Die Zusammenarbeit zwischen Robotern und digitalen Bauwerksmodellen ist dabei keine Einbahnstraße. Der US-Robotik-Spezialist Boston Dynamics und der Softwarekonzern Trimble Navigation schicken den gemeinsam entwickelten Robo-Dog „Spot“ ins Feld. Er ist mit 360-Grad-Kameras, Sensoren, einer Scanstation, einem System für die exakte Geopositionierung sowie mit Künstlicher Intelligenz ausgestattet. Mit der Technik erledigt er Flächenscans und Vermessungsarbeiten. Er nimmt Fotos der Baustelle auf und dokumentiert den Fortschritt der Arbeiten - eigenständig und fortlaufend. Auf großen Baustellen spart er der Bauleitung dadurch viel Arbeit.

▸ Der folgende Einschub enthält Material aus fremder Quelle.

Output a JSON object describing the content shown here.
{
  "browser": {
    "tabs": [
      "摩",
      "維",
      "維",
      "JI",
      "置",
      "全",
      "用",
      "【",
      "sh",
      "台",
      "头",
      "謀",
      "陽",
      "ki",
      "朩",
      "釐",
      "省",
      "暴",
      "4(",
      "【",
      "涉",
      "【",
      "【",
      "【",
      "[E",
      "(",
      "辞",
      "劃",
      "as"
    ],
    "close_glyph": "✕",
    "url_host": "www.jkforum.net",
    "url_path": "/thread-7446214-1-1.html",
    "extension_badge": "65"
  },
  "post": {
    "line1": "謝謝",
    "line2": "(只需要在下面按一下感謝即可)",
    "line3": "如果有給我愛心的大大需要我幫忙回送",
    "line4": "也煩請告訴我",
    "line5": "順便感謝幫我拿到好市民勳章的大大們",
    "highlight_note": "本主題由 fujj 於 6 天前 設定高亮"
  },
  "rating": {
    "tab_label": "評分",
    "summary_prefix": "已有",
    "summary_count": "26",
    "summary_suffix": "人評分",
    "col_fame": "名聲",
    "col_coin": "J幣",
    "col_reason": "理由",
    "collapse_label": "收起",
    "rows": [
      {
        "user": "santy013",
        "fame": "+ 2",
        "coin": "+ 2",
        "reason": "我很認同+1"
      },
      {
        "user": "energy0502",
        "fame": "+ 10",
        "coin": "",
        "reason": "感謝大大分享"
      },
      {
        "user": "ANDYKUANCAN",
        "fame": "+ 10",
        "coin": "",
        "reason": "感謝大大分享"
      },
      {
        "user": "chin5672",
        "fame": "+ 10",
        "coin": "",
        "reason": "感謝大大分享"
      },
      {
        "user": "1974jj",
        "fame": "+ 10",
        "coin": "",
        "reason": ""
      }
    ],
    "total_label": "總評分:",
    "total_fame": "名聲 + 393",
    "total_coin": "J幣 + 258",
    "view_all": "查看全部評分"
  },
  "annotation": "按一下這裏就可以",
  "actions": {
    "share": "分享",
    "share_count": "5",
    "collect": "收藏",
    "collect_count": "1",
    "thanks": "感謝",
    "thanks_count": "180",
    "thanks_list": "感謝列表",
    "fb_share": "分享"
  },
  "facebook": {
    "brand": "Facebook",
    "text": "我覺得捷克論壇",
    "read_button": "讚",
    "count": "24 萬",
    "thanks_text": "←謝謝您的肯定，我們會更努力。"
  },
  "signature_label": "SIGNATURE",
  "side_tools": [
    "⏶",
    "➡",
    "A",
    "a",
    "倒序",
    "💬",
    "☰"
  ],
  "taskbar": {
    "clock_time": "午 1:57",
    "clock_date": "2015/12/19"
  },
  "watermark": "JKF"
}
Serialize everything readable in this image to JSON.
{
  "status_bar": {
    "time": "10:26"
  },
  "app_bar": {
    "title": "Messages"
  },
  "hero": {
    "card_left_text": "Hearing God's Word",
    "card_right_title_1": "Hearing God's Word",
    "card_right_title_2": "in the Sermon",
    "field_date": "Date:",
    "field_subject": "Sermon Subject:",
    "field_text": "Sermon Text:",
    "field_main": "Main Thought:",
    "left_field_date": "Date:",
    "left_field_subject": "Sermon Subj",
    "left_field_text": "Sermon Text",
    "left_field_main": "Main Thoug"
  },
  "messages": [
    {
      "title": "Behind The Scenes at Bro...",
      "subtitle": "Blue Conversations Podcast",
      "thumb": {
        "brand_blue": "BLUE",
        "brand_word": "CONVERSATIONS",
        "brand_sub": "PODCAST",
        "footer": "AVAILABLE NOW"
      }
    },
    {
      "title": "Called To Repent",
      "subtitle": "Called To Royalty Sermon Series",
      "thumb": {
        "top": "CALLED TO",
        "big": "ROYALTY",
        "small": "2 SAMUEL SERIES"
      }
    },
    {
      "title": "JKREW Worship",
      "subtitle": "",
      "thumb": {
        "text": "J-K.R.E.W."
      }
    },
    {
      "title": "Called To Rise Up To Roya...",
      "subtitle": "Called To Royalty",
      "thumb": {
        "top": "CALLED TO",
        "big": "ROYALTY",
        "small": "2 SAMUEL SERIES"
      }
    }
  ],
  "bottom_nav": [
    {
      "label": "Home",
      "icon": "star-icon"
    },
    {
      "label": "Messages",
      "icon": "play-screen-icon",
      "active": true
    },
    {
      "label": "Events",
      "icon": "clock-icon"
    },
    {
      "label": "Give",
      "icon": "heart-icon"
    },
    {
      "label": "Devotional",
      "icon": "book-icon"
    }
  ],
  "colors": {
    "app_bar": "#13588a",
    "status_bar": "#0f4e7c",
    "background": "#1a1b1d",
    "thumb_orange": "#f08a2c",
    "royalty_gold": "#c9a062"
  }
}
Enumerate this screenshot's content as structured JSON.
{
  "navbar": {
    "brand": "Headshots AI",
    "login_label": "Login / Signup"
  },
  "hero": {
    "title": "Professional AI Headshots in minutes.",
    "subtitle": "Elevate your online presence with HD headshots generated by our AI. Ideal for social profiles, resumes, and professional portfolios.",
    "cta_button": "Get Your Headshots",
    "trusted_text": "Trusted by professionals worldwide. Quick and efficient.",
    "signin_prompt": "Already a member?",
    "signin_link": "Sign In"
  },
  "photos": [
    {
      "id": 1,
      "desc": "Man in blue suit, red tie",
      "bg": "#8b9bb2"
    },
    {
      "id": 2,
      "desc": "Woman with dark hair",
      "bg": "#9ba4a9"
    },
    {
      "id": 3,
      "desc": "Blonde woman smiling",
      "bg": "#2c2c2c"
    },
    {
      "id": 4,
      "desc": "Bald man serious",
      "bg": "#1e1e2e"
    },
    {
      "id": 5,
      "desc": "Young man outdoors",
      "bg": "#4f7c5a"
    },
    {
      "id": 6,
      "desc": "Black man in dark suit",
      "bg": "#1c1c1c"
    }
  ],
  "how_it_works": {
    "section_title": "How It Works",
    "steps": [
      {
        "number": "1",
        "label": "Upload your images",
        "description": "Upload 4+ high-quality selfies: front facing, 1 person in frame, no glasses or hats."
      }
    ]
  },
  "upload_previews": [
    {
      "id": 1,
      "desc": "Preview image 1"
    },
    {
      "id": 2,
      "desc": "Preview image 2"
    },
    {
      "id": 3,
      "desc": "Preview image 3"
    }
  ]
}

Roboter liefern die Daten für jederzeit aktuelle BIM-Modelle

Da der Robo-Dog die von ihm aufgenommenen Daten und Bilder in Echtzeit ins Büro der Projektleitung übermittelt, kann diese falls erforderlich sofort in die laufenden Bauarbeiten eingreifen. Zudem lassen sich die am wirklich erstellten Gebäude gemessenen Maße fortlaufend in das BIM-Modell übertragen. Dadurch entsteht ein digitaler Zwilling, der nicht den Stand der Planung abbildet, sondern exakt dem tatsächlichen gebauten Bauwerk entspricht. Auch Roboter-Kollege Hadrian hat so jederzeit eine aktuelle Grundlage für seine Maurerarbeiten.